What is in dispute, however, is the claim by opponents of repressed memory, that almost all cases of the repression of traumatic events in childhood cannot be and are not lost until becoming retrievable in adulthood.

The Creation of False Memories

Two studies were carried out to investigate if college students would create false memories in response to false information given repeatedly in interviews with researchers. (Hyman, Husband, & Billings, 1995).

Both experiments consisted of students being given information that had supposedly come from their parents of events that did not occur after several interviews where truthful events had been discussed that did come from their parents.

Indeed, a significant majority of the students formed false memories grounded in the false information fed to them by the researchers. Dr. Elizabeth F. Loftus, a well-respected American cognitive psychologist and expert on human memory, has done much work in helping us to understand malleability of mankind’s memory.

Doctor Loftus has conducted more than two-hundred experiments involving over twenty-thousand subjects to document the effects on human memory when encountering misinformation that can induce the formation of a false memory.

Her research, and that of many other researchers, has opened questions as to the validity of those who claim to have remembered traumatic childhood events at the hands of perpetrators after entering therapy. This research cast doubt on the existence of repressed memories of events that happened to people in their childhoods.

A Possible Third Solution

In his book, Remembering Trauma, R.P. McNally, a Professor in the Department of Psychology at Harvard University made the following statement about the research he and his colleagues conducted on the existence of repressed memories:

“our work also suggests a third perspective on recovered memories that does not require the concept of repression. Some children do not understand their CSA when it occurs, and do not experience terror. Years later, they recall the experience, and understanding it as abuse, suffer intense distress. The memory failed to come to mind for years, partly because the child did not encode it as terrifying (i.e., traumatic), not because the person was unable to recall it.” (McNally, 2005)

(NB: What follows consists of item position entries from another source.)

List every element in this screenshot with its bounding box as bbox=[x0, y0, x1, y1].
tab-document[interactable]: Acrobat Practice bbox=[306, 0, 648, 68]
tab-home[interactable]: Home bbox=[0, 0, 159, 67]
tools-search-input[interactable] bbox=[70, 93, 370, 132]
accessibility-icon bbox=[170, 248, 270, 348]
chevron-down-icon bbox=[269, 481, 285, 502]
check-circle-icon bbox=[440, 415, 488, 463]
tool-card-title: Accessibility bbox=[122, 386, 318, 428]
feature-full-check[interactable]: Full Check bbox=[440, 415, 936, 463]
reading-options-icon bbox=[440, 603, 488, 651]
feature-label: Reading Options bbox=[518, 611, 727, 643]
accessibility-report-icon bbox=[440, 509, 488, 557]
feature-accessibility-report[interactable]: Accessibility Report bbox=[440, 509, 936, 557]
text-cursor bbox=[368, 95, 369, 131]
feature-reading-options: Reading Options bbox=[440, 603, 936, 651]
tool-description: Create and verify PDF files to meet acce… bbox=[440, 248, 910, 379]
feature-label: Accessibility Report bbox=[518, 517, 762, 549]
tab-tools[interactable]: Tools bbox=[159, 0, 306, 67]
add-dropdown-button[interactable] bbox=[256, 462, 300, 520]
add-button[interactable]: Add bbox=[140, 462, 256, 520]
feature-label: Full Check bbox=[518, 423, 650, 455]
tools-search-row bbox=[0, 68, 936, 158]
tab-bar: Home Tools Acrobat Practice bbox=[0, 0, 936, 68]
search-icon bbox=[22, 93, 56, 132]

With this simple statement, McNally opens a new line of thought on why adults may recover memories of past traumatic events.

Ending Our Time Together

Research may paint us a more sinister picture than most will be able to reconcile in their minds. Not only does the abuse in childhood need to be repeated enough times to cause structural changes to the child’s brain, but the child must also experience fear or pain during the events.

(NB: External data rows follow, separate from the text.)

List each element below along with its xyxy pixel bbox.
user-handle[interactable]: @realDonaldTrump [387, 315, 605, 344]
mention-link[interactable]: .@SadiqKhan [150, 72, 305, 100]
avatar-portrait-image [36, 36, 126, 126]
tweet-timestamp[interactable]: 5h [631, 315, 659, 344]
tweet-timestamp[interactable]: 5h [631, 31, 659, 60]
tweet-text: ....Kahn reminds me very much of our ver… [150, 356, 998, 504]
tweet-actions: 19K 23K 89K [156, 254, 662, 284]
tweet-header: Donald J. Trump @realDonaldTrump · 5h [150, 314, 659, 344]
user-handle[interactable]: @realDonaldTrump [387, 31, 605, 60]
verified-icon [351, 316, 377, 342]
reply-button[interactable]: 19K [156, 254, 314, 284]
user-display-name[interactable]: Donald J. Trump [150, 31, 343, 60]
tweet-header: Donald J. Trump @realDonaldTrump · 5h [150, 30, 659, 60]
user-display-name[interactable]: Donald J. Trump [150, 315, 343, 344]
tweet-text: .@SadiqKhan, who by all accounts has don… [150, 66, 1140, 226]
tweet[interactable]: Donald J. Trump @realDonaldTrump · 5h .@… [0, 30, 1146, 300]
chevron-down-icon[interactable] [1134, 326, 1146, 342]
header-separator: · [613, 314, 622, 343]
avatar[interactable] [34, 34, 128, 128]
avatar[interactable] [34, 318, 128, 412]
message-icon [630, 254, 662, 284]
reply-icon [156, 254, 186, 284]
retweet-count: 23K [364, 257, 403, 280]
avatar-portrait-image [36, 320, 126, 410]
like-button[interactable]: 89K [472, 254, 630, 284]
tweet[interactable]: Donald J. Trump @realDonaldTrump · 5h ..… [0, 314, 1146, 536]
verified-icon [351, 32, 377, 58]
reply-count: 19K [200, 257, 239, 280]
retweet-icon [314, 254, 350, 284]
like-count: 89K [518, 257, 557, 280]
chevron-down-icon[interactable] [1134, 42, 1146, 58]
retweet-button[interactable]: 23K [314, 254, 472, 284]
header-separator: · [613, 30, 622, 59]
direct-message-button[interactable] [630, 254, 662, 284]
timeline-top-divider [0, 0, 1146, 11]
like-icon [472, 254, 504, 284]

Add the ingredient of terror into the mix, and one can see why the child’s brain is incapable of encoding and properly storing the memory of what has happened to them. Those memories get lost in the experiences the child has throughout their childhood, allowing them to move on with life. Without this safeguard to protect them, the child would become either insane or possibly die.    

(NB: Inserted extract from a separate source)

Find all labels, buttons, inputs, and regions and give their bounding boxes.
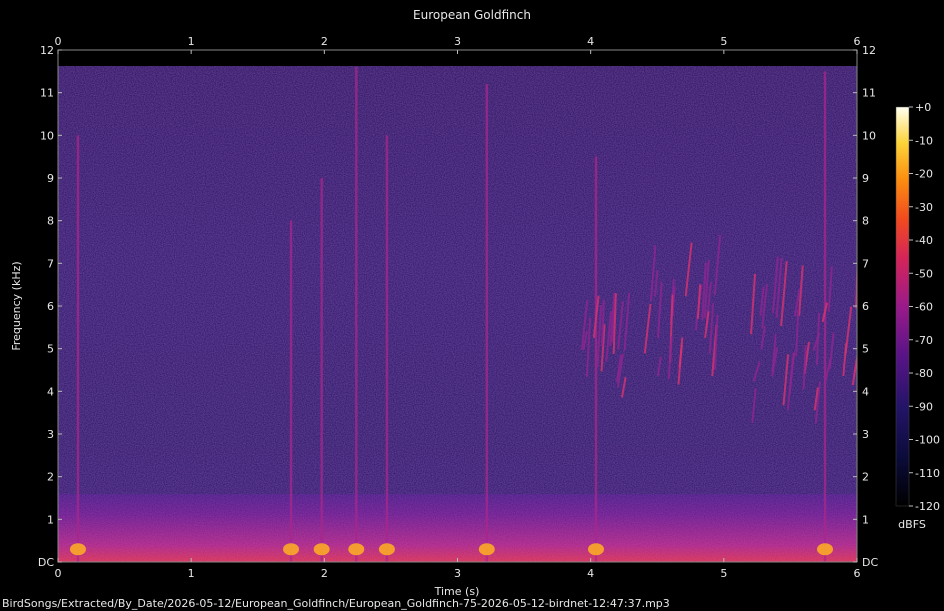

“We are, all of us, just the sum of our memories. When we lose one we lose part of ourselves.” Shirley J. Davis


Billig, M. (1999). Freudian repression: Conversation creating the unconscious. Cambridge University Press.

Bremner, J. D., Vythilingam, M., Vermetten, E., Southwick, S. M., McGlashan, T., Nazeer, A., … & Ng, C. K. (2003). MRI and PET study of deficits in hippocampal structure and function in women with childhood sexual abuse and posttraumatic stress disorder. American Journal of Psychiatry, 160(5), 924-932.

Freud, S. (1915). Appendix C to the unconscious. Standard edition, 14, 159-215.

Hyman Jr, I. E., Husband, T. H., & Billings, F. J. (1995). False memories of childhood experiences. Applied cognitive psychology, 9(3), 181-197.

Knafo, D. (2009). Freud’s memory erased. Psychoanalytic Psychology, 26(2), 171.

Loftus, E., & Ketcham, K. (1996). The myth of repressed memory: False memories and allegations of sexual abuse. Macmillan.

McEWEN, B. R. U. C. E. (1999). Development of the cerebral cortex: XIII. Stress and brain development: II. Journal of the American Academy of Child & Adolescent Psychiatry, 38(1), 101-103.

McNally, R. J. (2005). Remembering trauma. Harvard University Press.

Van der Kolk, B. A. (1998). Trauma and memory. Psychiatry and Clinical Neurosciences, 52(S1), S52-S64.